As a director, Ricker-Spicer is multitalented. She choreographs, coaches and encourages, all while keeping multitudes of dramatic teenagers on task. While her directions are the majority of the final product, she allows the actors and her assistants to add to what the production will look like. She said, "the process is as important, if not more important, to me than the product.” George Mason has two major productions a year (and several minor ones), and Ricker-Spicer directs them all. In her first year, Mason put on “My Fair Lady” and “Flowers for Algernon.” This year, the fall musical was “Kiss Me, Kate” and Neil Simon's “Fools” is in production right now. The IBH Theater class is also working on a piece to present at the Folger Shakespeare theater festival. Doing more than one production at a time is not alien to Ricker-Spicer. On top of that, she has five children, aged 6-12. Yet she manages to give her creative and physical self to the productions with a vigor one can only attest to her combined love of theater and teaching.

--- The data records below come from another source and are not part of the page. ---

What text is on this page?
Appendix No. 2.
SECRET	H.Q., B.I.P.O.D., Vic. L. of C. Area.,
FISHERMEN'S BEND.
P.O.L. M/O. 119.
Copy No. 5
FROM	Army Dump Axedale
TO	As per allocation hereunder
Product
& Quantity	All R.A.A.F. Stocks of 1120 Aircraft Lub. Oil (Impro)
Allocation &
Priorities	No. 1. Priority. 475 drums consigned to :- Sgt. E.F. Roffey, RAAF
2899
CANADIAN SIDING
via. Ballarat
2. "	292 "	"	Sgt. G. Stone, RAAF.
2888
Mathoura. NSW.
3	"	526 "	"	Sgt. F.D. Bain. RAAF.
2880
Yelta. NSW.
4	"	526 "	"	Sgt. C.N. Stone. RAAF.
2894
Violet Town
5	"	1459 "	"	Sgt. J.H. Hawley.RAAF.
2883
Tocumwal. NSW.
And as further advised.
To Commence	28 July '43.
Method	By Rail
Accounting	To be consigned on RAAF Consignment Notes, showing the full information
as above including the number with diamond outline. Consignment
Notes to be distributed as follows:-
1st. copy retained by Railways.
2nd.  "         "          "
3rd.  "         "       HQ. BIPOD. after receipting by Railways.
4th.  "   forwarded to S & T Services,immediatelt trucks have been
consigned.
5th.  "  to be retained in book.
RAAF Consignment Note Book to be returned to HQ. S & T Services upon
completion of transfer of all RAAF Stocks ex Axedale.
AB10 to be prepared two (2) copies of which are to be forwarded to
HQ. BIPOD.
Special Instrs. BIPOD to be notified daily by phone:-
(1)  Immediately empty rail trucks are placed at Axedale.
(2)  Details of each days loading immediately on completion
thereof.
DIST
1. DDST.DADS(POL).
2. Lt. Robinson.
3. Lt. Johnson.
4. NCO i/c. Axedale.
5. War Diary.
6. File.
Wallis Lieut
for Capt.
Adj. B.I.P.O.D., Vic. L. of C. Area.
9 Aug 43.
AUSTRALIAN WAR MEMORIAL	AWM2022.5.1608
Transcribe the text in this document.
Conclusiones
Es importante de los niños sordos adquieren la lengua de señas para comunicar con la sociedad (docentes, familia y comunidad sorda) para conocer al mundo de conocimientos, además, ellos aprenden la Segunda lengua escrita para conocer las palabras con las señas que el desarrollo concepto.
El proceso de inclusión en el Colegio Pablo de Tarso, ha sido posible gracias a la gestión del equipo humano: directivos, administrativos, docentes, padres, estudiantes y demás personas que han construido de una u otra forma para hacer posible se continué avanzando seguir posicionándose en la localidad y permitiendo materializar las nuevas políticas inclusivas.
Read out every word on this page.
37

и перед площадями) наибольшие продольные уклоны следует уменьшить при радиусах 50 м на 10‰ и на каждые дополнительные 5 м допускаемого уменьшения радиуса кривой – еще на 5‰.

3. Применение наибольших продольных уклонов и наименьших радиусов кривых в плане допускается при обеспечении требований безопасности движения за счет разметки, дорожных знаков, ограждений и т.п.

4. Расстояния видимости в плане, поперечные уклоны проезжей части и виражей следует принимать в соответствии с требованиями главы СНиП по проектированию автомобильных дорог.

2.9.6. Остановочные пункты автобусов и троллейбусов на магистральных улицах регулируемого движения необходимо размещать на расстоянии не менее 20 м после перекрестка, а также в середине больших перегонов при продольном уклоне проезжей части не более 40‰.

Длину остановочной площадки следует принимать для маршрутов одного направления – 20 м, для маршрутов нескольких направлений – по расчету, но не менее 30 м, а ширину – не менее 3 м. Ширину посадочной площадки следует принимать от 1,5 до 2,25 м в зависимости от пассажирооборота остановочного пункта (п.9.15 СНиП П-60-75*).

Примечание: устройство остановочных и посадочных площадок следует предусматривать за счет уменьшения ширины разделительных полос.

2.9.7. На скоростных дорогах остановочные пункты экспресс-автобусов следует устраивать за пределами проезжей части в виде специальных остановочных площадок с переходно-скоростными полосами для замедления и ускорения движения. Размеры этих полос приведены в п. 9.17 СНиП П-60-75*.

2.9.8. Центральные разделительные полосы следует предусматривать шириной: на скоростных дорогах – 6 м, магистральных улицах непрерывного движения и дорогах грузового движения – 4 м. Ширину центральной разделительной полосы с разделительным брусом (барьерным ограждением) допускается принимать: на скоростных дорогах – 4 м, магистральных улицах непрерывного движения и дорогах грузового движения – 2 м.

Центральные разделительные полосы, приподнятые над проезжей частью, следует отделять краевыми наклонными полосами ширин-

Her work is not unappreciated. This year marks the fourth time she has been nominated for the Who's Who of American Teachers. These nominations have been spread out over three schools where Ricker-Spicer has taught. She is beloved by her students and respected by her colleagues (who have included Kenneth Branaugh, Bernadette Peters and Alan Rickman). She articulates it well in her teaching philosophy. "...my primary focus is on fostering the willingness of each student to explore him or herself and to take the risks... necessary to grow in confidence, sensitivity, and sophistication.”